Sunday, September 13, 2009

First Things, First...

when i started to work at apple, back in 1995, i remember the engineers joking, "first you come up with a code name, then you make the t-shirts, then you figure out what the project is actually all about."

so this blog feels a little bit like that... like i'm doing things a bit backwards... but i just got back mountain topping at Mt. Unumhum in Los Gatos, California, in the Santa Cruz Mountains, where my car's GPS says i was at 2260 ft (37° 09' 33" N, 121° 52' 32" W, if you feel like looking it up on google) and where spent about an hour and a half working 20m from my car, with my K3/100 sitting on the front seat plugged into a gell cell kristen (K6WX) lent me, and an MP1 SuperAntenna c-clamped to a heavy duty video tripod, with four thin radials splayed out on the side of the road, and a MFJ telescoping 10ft whip screwed into the MP1 coil. and i'm total crap at keeping a log, so instead i have this beautiful french bloc rhodia #16 quadrule pad that i used to scribble calls and names like mad (i know i spoke with KI6JD, Jim, in San Jose, and WA0IIH, Shawn, in St. Louis and KL7SB, Steve, in Anchorage and i'm pretty sure it was KE5ZWD, Mark, in Mississippi and maybe a few others... i should have been a doctor, my handwriting is so poor!)

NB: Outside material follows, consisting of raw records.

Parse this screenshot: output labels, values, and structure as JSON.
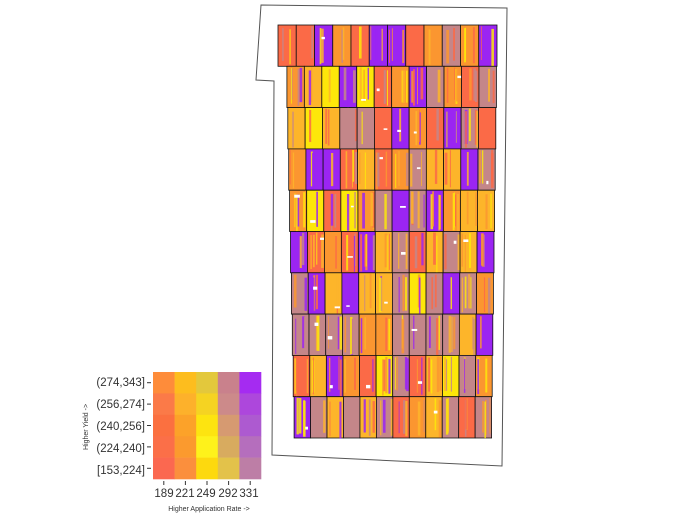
{
  "legend": {
    "yield_label": "Higher Yield ->",
    "rate_label": "Higher Application Rate ->",
    "yield_classes": [
      "(274,343]",
      "(256,274]",
      "(240,256]",
      "(224,240]",
      "[153,224]"
    ],
    "rate_classes": [
      "189",
      "221",
      "249",
      "292",
      "331"
    ],
    "colors": [
      [
        "#fe8c3a",
        "#fdbd1e",
        "#e3c83c",
        "#c9818c",
        "#a52bf1"
      ],
      [
        "#fb7a48",
        "#fdb12b",
        "#f5d322",
        "#cc8a8a",
        "#ad47dc"
      ],
      [
        "#fb7040",
        "#fca229",
        "#fde410",
        "#d69a71",
        "#ad5ad0"
      ],
      [
        "#fb6f48",
        "#fb9a2e",
        "#fef21b",
        "#d8ab5f",
        "#b56ebd"
      ],
      [
        "#fb6850",
        "#fb8f3d",
        "#fdd90e",
        "#e3c24a",
        "#bd7ea6"
      ]
    ]
  },
  "field_colors": {
    "purple": "#9b25f2",
    "orange_red": "#fb6a47",
    "orange": "#fb9630",
    "amber": "#fdb52a",
    "yellow": "#fde70a",
    "mauve": "#c48689"
  }
}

anyway, after a couple of park rangers and a santa clara county sheriff deputy very kindly let me know they were getting ready to start closing things up for the night, i packed up all my 'every day is field day' kit and headed back down into Los Gatos to pick up some dinner, and was talking with the young girl at the checkout, who i recognize and we tend to chat, and i told her i had just come down from Mt. Unumhum and had talked on my 'short wave' radio to a fellow in Alaska and one in Mississippi and one in St. Louis and she was all like "really... wow..." and her eyes got wide and i recognized the wonder that i feel every time i shout into my microphone and a voice comes out of the ether.

really?
wow!

so i hopped over to godaddy.com to snag a cheap domain (code 'gdr0837x' snagged me a the W6RDG.com domain and free private registration for about $8.00) and then over here to blogger to set up a blog ('cause i don't feel like having to deal with hosting a blog on my own site) and voila! i now have a place to write about my QSO's and crashing antennas with the help of Budd "Buddipole" Drummond at 6 o'clock in the morning and barking into the mic when XE2JA couldn't understand the "D" in RDG, and i started shouting, "DOG... DOG... WOOF... WOOF..." and when he keyed his mic i could hear him still laughing and realized i had little future as an international diplomat and on and on and on...

so there you go... a repository for all thing amateur radio...

and when i parked the car and was unloading the groceries i realized that i had just had a of fun, and that after almost 38 years (on and off) of being a 'ham', i still liked doing it.

ignore the jerks
be kind to the newbies
and listen, with great attention, to other people's stories.

that's a good hobby (and a pretty decent philosophy of life!)